This verdict is the second in a series of three lawsuits filed against the right-wing conspiracist, according to ABC News.
Amanda J. Crawford, assistant professor of journalism at the University of Connecticut, explained that Alex Jones had been spreading “rampant misinformation and conspiracy theories” that the school shooting was a hoax since it occurred in 2012.
“He began flirting with that and speculating that it could be a false flag on day one,” Crawford said in a telephone interview.
Crawford said the plaintiffs of the civil case were family members of students, teachers and the principal of Sandy Hook Elementary School, as well as an FBI agent, who have been harmed by the false content Jones has shared over the last decade.
According to Crawford, the conspiracy theorist’s social media channels and website, Infowars, “gave this giant platform to people who were making really horrendous allegations.”

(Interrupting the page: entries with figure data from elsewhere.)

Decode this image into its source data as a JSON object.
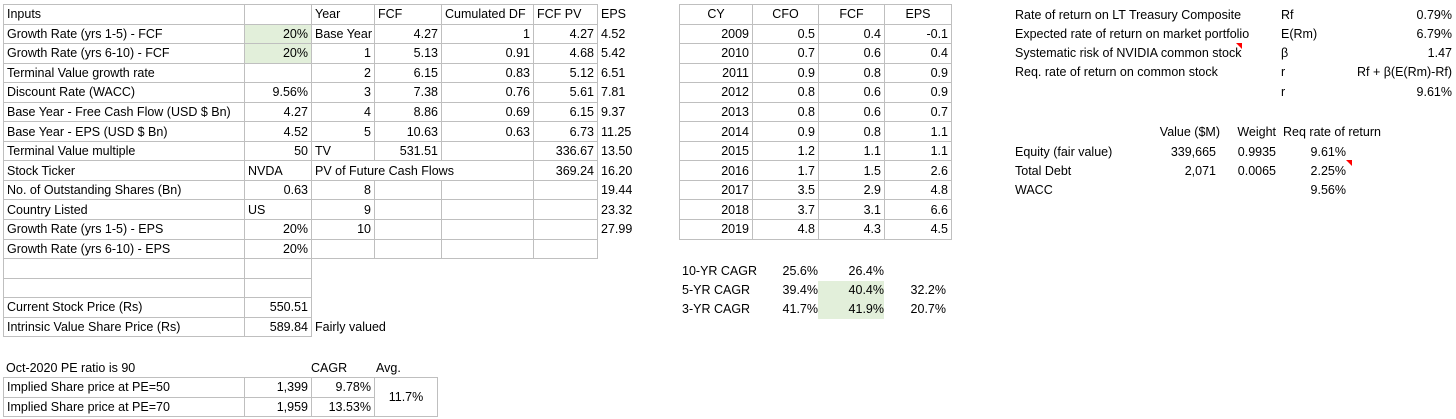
{
  "inputs": {
    "rows": [
      {
        "label": "Inputs",
        "value": ""
      },
      {
        "label": "Growth Rate (yrs 1-5) - FCF",
        "value": "20%"
      },
      {
        "label": "Growth Rate (yrs 6-10) - FCF",
        "value": "20%"
      },
      {
        "label": "Terminal Value growth rate",
        "value": ""
      },
      {
        "label": "Discount Rate (WACC)",
        "value": "9.56%"
      },
      {
        "label": "Base Year - Free Cash Flow (USD $ Bn)",
        "value": "4.27"
      },
      {
        "label": "Base Year - EPS (USD $ Bn)",
        "value": "4.52"
      },
      {
        "label": "Terminal Value multiple",
        "value": "50"
      },
      {
        "label": "Stock Ticker",
        "value": "NVDA"
      },
      {
        "label": "No. of Outstanding Shares (Bn)",
        "value": "0.63"
      },
      {
        "label": "Country Listed",
        "value": "US"
      },
      {
        "label": "Growth Rate (yrs 1-5) - EPS",
        "value": "20%"
      },
      {
        "label": "Growth Rate (yrs 6-10) - EPS",
        "value": "20%"
      },
      {
        "label": "",
        "value": ""
      },
      {
        "label": "",
        "value": ""
      },
      {
        "label": "Current Stock Price (Rs)",
        "value": "550.51"
      },
      {
        "label": "Intrinsic Value Share Price (Rs)",
        "value": "589.84"
      }
    ]
  },
  "dcf": {
    "headers": [
      "Year",
      "FCF",
      "Cumulated DF",
      "FCF PV",
      "EPS"
    ],
    "rows": [
      [
        "Base Year",
        "4.27",
        "1",
        "4.27",
        "4.52"
      ],
      [
        "1",
        "5.13",
        "0.91",
        "4.68",
        "5.42"
      ],
      [
        "2",
        "6.15",
        "0.83",
        "5.12",
        "6.51"
      ],
      [
        "3",
        "7.38",
        "0.76",
        "5.61",
        "7.81"
      ],
      [
        "4",
        "8.86",
        "0.69",
        "6.15",
        "9.37"
      ],
      [
        "5",
        "10.63",
        "0.63",
        "6.73",
        "11.25"
      ],
      [
        "TV",
        "531.51",
        "",
        "336.67",
        "13.50"
      ],
      [
        "PV of Future Cash Flows",
        "",
        "",
        "369.24",
        "16.20"
      ],
      [
        "8",
        "",
        "",
        "",
        "19.44"
      ],
      [
        "9",
        "",
        "",
        "",
        "23.32"
      ],
      [
        "10",
        "",
        "",
        "",
        "27.99"
      ]
    ],
    "verdict": "Fairly valued"
  },
  "history": {
    "headers": [
      "CY",
      "CFO",
      "FCF",
      "EPS"
    ],
    "rows": [
      [
        "2009",
        "0.5",
        "0.4",
        "-0.1"
      ],
      [
        "2010",
        "0.7",
        "0.6",
        "0.4"
      ],
      [
        "2011",
        "0.9",
        "0.8",
        "0.9"
      ],
      [
        "2012",
        "0.8",
        "0.6",
        "0.9"
      ],
      [
        "2013",
        "0.8",
        "0.6",
        "0.7"
      ],
      [
        "2014",
        "0.9",
        "0.8",
        "1.1"
      ],
      [
        "2015",
        "1.2",
        "1.1",
        "1.1"
      ],
      [
        "2016",
        "1.7",
        "1.5",
        "2.6"
      ],
      [
        "2017",
        "3.5",
        "2.9",
        "4.8"
      ],
      [
        "2018",
        "3.7",
        "3.1",
        "6.6"
      ],
      [
        "2019",
        "4.8",
        "4.3",
        "4.5"
      ]
    ],
    "cagr": [
      {
        "label": "10-YR CAGR",
        "cfo": "25.6%",
        "fcf": "26.4%",
        "eps": ""
      },
      {
        "label": "5-YR CAGR",
        "cfo": "39.4%",
        "fcf": "40.4%",
        "eps": "32.2%"
      },
      {
        "label": "3-YR CAGR",
        "cfo": "41.7%",
        "fcf": "41.9%",
        "eps": "20.7%"
      }
    ]
  },
  "capm": {
    "rows": [
      {
        "label": "Rate of return on LT Treasury Composite",
        "sym": "Rf",
        "value": "0.79%"
      },
      {
        "label": "Expected rate of return on market portfolio",
        "sym": "E(Rm)",
        "value": "6.79%"
      },
      {
        "label": "Systematic risk of NVIDIA common stock",
        "sym": "β",
        "value": "1.47"
      },
      {
        "label": "Req. rate of return on common stock",
        "sym": "r",
        "value": "Rf + β(E(Rm)-Rf)"
      },
      {
        "label": "",
        "sym": "r",
        "value": "9.61%"
      }
    ]
  },
  "wacc": {
    "headers": [
      "Value ($M)",
      "Weight",
      "Req rate of  return"
    ],
    "rows": [
      {
        "label": "Equity (fair value)",
        "value": "339,665",
        "weight": "0.9935",
        "rate": "9.61%"
      },
      {
        "label": "Total Debt",
        "value": "2,071",
        "weight": "0.0065",
        "rate": "2.25%"
      },
      {
        "label": "WACC",
        "value": "",
        "weight": "",
        "rate": "9.56%"
      }
    ]
  },
  "pe": {
    "note": "Oct-2020 PE ratio is 90",
    "cagr_header": "CAGR",
    "avg_header": "Avg.",
    "rows": [
      {
        "label": "Implied Share price at PE=50",
        "price": "1,399",
        "cagr": "9.78%"
      },
      {
        "label": "Implied Share price at PE=70",
        "price": "1,959",
        "cagr": "13.53%"
      }
    ],
    "avg": "11.7%"
  }
}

The victims’ families faced threats and harassment from Jones’ followers for years following the shooting, according to the AP. Crawford explained that Jones’ conspiracy theories are not protected by law because they are untrue and harmful.

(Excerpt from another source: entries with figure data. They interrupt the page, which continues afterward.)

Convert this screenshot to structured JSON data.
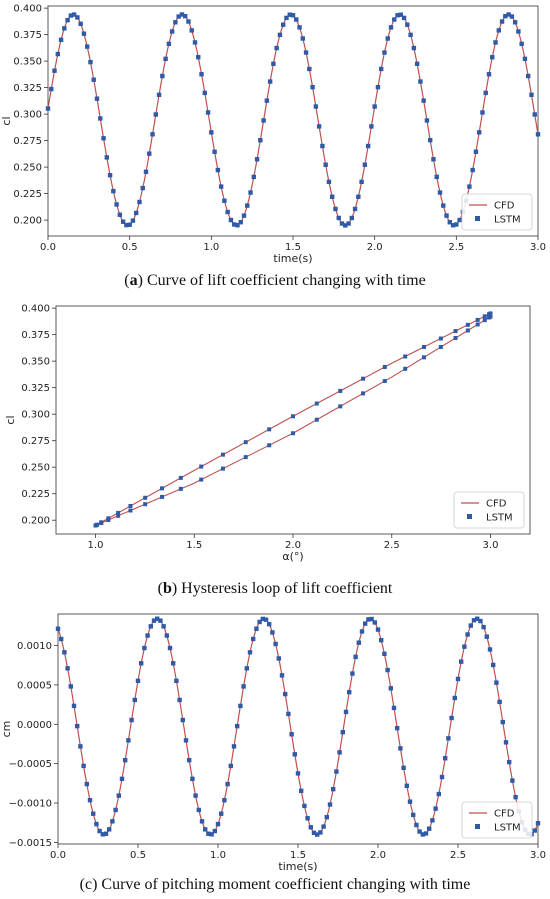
{
  "figure": {
    "caption_a": {
      "prefix": "(",
      "letter": "a",
      "text": ") Curve of lift coefficient changing with time"
    },
    "caption_b": {
      "prefix": "(",
      "letter": "b",
      "text": ") Hysteresis loop of lift coefficient"
    },
    "caption_c": {
      "text": "(c) Curve of pitching moment coefficient changing with time"
    }
  },
  "colors": {
    "cfd": "#c0504d",
    "lstm": "#2e5aa8",
    "axis": "#333333"
  },
  "chart_data": [
    {
      "id": "a",
      "type": "line",
      "xlabel": "time(s)",
      "ylabel": "cl",
      "xlim": [
        0,
        3.0
      ],
      "ylim": [
        0.185,
        0.402
      ],
      "xticks": [
        "0.0",
        "0.5",
        "1.0",
        "1.5",
        "2.0",
        "2.5",
        "3.0"
      ],
      "yticks": [
        "0.200",
        "0.225",
        "0.250",
        "0.275",
        "0.300",
        "0.325",
        "0.350",
        "0.375",
        "0.400"
      ],
      "legend": {
        "position": "lower-right",
        "entries": [
          "CFD",
          "LSTM"
        ]
      },
      "series": [
        {
          "name": "CFD",
          "kind": "line",
          "model": "cosine",
          "mean": 0.2945,
          "amplitude": 0.0995,
          "period": 0.666,
          "peak_time": 0.155,
          "x_range": [
            0,
            3.0
          ],
          "samples": 300
        },
        {
          "name": "LSTM",
          "kind": "scatter",
          "model": "cosine",
          "mean": 0.2945,
          "amplitude": 0.0995,
          "period": 0.666,
          "peak_time": 0.155,
          "x_range": [
            0,
            3.0
          ],
          "samples": 150
        }
      ]
    },
    {
      "id": "b",
      "type": "line",
      "xlabel": "α(°)",
      "ylabel": "cl",
      "xlim": [
        0.8,
        3.2
      ],
      "ylim": [
        0.187,
        0.402
      ],
      "xticks": [
        "1.0",
        "1.5",
        "2.0",
        "2.5",
        "3.0"
      ],
      "yticks": [
        "0.200",
        "0.225",
        "0.250",
        "0.275",
        "0.300",
        "0.325",
        "0.350",
        "0.375",
        "0.400"
      ],
      "legend": {
        "position": "lower-right",
        "entries": [
          "CFD",
          "LSTM"
        ]
      },
      "series": [
        {
          "name": "CFD",
          "kind": "loop-line",
          "upper": [
            [
              1.0,
              0.195
            ],
            [
              1.5,
              0.247
            ],
            [
              2.0,
              0.298
            ],
            [
              2.5,
              0.348
            ],
            [
              3.0,
              0.395
            ]
          ],
          "lower": [
            [
              1.0,
              0.195
            ],
            [
              1.5,
              0.235
            ],
            [
              2.0,
              0.282
            ],
            [
              2.5,
              0.335
            ],
            [
              3.0,
              0.392
            ]
          ]
        },
        {
          "name": "LSTM",
          "kind": "loop-scatter",
          "upper": [
            [
              1.0,
              0.195
            ],
            [
              1.5,
              0.247
            ],
            [
              2.0,
              0.298
            ],
            [
              2.5,
              0.348
            ],
            [
              3.0,
              0.395
            ]
          ],
          "lower": [
            [
              1.0,
              0.195
            ],
            [
              1.5,
              0.235
            ],
            [
              2.0,
              0.282
            ],
            [
              2.5,
              0.335
            ],
            [
              3.0,
              0.392
            ]
          ],
          "samples_per_branch": 26
        }
      ]
    },
    {
      "id": "c",
      "type": "line",
      "xlabel": "time(s)",
      "ylabel": "cm",
      "xlim": [
        0,
        3.0
      ],
      "ylim": [
        -0.00152,
        0.0014
      ],
      "xticks": [
        "0.0",
        "0.5",
        "1.0",
        "1.5",
        "2.0",
        "2.5",
        "3.0"
      ],
      "yticks": [
        "−0.0015",
        "−0.0010",
        "−0.0005",
        "0.0000",
        "0.0005",
        "0.0010"
      ],
      "legend": {
        "position": "lower-right",
        "entries": [
          "CFD",
          "LSTM"
        ]
      },
      "series": [
        {
          "name": "CFD",
          "kind": "line",
          "model": "cosine",
          "mean": -3e-05,
          "amplitude": 0.00137,
          "period": 0.666,
          "peak_time": 0.62,
          "x_range": [
            0,
            3.0
          ],
          "samples": 300
        },
        {
          "name": "LSTM",
          "kind": "scatter",
          "model": "cosine",
          "mean": -3e-05,
          "amplitude": 0.00137,
          "period": 0.666,
          "peak_time": 0.62,
          "x_range": [
            0,
            3.0
          ],
          "samples": 150
        }
      ]
    }
  ]
}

“Opinions are protected under the First Amendment, but you’re not allowed to say false things about someone that harms their reputation,” Crawford said. “Libel has always been against the law.”
Libel is defined as written defamation that harms a person’s reputation, exposes them to hate or ridicule or hurts them professionally, according to the Legal Information Institute of Cornell Law School.
While the $965 million verdict is significant, Crawford noted that it is split between many plaintiffs, so it is not as big as it may seem.
“One billion would be a ton if that were one family,” Crawford said.
Crawford added that Jones likely will not be able to pay it in full, either.
“It’s unclear how much money the families will get,” Crawford said. “We probably shouldn’t assume they’ll get a billion dollars.”
Still, Crawford recognized the importance of this case. She predicted that conspiracy theories will never be stopped, but that misinformation trials will become more common in the future.
“We’re going to see more cases as people turn to the courts to be the arbiters of the truth,” Crawford said. “I think it’ll serve as a warning to the big guys with stuff to lose.”
Crawford recommended that anyone interested in learning more about the Jones trial read her piece in The Boston Globe or her upcoming book titled “Truth for the Dead.”